La ville de New York a franchi le pas en lançant une action en justice contre quatre géants des réseaux sociaux : Meta (Facebook et Instagram), Snap (Snapchat), TikTok et YouTube. Cette initiative, menée conjointement avec le district scolaire de la ville et NYC Health + Hospitals, le plus vaste hôpital public de la municipalité, vise à responsabiliser ces entreprises pour leur rôle présumé dans la détérioration de la santé mentale des jeunes.

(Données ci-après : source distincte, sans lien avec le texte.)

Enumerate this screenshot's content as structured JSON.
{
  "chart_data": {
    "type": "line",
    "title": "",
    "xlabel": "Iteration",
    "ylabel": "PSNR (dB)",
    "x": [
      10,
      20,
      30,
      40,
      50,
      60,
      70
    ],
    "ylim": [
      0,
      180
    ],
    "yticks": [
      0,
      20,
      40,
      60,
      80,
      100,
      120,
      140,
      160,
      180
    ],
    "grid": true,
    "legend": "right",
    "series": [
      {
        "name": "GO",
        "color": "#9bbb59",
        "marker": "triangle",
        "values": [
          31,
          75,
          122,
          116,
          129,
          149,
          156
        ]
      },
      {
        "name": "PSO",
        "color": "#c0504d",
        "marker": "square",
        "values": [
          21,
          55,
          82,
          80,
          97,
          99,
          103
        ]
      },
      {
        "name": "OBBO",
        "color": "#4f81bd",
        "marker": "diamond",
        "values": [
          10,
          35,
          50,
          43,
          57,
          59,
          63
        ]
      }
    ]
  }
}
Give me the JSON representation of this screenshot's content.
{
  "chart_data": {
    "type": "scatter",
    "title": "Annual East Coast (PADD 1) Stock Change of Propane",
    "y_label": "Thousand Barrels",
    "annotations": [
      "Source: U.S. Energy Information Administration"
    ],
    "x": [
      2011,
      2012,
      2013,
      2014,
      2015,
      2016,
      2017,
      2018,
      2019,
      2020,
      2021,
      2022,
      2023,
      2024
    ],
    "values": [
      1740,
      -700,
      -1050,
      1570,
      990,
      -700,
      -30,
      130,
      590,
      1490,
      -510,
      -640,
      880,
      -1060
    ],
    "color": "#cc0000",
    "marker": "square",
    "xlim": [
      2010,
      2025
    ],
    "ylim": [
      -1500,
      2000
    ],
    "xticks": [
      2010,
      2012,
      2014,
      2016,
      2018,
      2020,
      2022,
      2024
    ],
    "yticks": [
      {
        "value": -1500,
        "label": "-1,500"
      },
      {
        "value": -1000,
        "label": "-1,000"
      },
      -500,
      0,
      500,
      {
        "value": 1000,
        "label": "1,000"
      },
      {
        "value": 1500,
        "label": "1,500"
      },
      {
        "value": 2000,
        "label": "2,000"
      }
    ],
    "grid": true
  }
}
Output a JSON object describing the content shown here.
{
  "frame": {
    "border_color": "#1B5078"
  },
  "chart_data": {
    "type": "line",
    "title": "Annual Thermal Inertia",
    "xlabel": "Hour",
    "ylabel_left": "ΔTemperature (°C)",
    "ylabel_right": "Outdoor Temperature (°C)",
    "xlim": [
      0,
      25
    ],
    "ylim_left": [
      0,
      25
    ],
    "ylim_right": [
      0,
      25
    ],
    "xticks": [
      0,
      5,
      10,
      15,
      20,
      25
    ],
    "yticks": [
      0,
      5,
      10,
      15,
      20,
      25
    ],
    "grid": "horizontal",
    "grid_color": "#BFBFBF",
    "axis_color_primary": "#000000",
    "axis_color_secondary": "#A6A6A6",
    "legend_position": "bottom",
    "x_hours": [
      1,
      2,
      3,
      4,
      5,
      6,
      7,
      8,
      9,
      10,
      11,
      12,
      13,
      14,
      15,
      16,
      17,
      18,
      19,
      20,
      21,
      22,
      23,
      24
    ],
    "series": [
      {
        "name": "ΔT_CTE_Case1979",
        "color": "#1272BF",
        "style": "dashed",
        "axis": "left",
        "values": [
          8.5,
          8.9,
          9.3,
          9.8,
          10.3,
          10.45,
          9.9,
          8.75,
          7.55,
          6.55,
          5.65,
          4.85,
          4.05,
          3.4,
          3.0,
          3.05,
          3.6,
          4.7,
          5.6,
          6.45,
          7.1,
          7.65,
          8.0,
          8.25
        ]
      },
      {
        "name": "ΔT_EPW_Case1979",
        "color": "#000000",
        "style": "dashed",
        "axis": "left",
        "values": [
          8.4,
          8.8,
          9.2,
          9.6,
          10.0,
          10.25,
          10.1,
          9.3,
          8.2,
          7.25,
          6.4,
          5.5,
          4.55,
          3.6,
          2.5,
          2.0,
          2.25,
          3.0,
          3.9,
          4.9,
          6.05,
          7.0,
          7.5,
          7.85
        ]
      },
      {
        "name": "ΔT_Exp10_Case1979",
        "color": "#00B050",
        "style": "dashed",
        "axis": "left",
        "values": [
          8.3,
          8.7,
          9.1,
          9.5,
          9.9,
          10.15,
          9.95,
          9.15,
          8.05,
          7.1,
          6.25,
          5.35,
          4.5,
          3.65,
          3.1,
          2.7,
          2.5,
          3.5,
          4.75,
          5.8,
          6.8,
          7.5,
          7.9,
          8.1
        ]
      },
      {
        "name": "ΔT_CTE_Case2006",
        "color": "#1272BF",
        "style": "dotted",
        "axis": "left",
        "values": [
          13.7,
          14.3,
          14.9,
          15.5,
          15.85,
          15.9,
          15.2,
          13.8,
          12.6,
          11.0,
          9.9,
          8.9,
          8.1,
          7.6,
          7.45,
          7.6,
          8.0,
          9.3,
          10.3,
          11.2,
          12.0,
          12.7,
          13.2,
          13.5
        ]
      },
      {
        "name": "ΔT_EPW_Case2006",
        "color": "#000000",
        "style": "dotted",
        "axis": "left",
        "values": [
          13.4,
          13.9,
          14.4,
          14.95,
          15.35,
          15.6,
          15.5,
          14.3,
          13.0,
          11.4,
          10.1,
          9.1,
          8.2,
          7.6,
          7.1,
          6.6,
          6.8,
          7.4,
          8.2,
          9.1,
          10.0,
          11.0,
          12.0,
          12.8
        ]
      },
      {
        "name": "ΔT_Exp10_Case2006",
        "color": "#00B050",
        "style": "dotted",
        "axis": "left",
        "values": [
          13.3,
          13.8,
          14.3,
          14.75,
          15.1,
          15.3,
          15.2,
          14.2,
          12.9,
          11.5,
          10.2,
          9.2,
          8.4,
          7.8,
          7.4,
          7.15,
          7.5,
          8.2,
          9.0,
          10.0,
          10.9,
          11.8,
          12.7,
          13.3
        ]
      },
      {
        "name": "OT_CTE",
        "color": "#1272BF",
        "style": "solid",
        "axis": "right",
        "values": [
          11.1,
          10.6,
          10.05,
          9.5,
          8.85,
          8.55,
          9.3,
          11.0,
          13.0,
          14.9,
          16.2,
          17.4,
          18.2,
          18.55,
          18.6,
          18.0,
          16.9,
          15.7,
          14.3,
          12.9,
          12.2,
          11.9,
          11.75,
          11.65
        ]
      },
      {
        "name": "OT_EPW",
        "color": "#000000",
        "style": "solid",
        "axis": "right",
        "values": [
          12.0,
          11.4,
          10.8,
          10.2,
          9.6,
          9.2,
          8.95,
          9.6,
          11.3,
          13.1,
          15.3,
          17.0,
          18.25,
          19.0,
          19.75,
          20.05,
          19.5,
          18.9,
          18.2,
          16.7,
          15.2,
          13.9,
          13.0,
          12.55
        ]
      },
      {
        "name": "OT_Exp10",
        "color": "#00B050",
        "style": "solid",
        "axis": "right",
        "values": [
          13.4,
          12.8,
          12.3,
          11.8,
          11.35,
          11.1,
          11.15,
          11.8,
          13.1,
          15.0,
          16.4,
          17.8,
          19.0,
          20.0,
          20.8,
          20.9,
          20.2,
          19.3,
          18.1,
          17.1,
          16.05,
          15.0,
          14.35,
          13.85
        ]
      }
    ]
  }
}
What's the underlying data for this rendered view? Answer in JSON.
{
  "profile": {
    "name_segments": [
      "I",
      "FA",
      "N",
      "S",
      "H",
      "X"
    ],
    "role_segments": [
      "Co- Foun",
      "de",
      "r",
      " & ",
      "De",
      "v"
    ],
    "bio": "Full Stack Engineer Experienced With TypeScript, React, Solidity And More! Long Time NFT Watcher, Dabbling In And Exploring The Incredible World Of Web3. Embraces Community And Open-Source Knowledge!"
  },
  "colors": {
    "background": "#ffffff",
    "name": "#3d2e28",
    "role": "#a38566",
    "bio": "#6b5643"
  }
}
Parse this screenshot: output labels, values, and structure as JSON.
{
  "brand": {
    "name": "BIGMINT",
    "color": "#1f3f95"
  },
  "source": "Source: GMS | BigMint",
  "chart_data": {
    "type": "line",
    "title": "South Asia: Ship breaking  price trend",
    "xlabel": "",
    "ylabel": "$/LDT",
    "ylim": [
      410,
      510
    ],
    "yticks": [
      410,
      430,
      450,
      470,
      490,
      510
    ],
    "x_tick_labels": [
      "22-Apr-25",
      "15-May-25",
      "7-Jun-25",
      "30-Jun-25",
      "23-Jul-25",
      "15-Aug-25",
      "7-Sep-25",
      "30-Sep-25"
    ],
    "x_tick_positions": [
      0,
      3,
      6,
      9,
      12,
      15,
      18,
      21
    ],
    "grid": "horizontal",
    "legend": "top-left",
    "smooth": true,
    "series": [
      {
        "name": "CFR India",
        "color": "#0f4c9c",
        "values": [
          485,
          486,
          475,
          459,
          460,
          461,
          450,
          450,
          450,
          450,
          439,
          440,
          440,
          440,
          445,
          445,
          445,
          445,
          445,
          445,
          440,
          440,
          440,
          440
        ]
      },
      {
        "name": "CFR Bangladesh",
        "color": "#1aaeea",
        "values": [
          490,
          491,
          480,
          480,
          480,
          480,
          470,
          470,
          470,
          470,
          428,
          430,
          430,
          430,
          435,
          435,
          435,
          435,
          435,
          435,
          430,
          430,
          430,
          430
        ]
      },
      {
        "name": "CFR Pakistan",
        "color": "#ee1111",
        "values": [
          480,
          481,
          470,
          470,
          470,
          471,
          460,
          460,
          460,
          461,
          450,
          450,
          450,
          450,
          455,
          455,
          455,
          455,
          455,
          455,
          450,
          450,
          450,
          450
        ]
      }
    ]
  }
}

Selon l’acte d’accusation, les sociétés de médias sociaux ont intentionnellement conçu leurs plateformes pour captiver l’attention des enfants et les rendre dépendants. Elles sont également accusées de ne pas avoir suffisamment protégé les jeunes utilisateurs des contenus potentiellement nocifs et des risques associés à l’utilisation excessive de ces applications. La plainte affirme que ces actions ont engendré une “crise de santé mentale des jeunes” à New York, entraînant des coûts importants pour la ville, le système scolaire et les hôpitaux.
Les ressources financières, humaines et temporelles de ces institutions ont été considérablement sollicitées pour faire face aux conséquences de cette crise. L’action en justice met également en lumière un phénomène inquiétant : la multiplication des vidéos virales incitant les adolescents à pratiquer le “surf dans le métro”. Plus de 100 arrestations ont été effectuées et plusieurs jeunes ont perdu la vie en tentant cette cascade dangereuse, motivés par la recherche de “j’aime” et de reconnaissance sur les réseaux sociaux. Les enquêtes de la police de New York (NYPD) ont confirmé que les vidéos diffusées sur les plateformes sociales étaient la principale source d’inspiration pour ces comportements à risque.
Le procès souligne également l’impact sur le personnel scolaire, qui est confronté à un stress accru et à un épuisement professionnel en raison de la gestion des élèves en crise, souvent liés à des problèmes rencontrés sur les réseaux sociaux.
Contactés, Meta, Snap et TikTok n’ont pas immédiatement réagi à cette plainte. Google, la société mère de YouTube, a cependant publié un communiqué contestant les accusations. José Castañeda, porte-parole de Google, a déclaré :
« Ces allégations sont tout simplement fausses et témoignent d’une incompréhension fondamentale de ce qu’est YouTube. »
José Castañeda, porte-parole de Google
Il a précisé que YouTube est avant tout une plateforme de diffusion en continu, utilisée principalement sur les téléviseurs, et non un réseau social traditionnel. Il a également souligné le développement d’outils dédiés à la sécurité des enfants, tels que des expériences supervisées, conçus en collaboration avec des experts.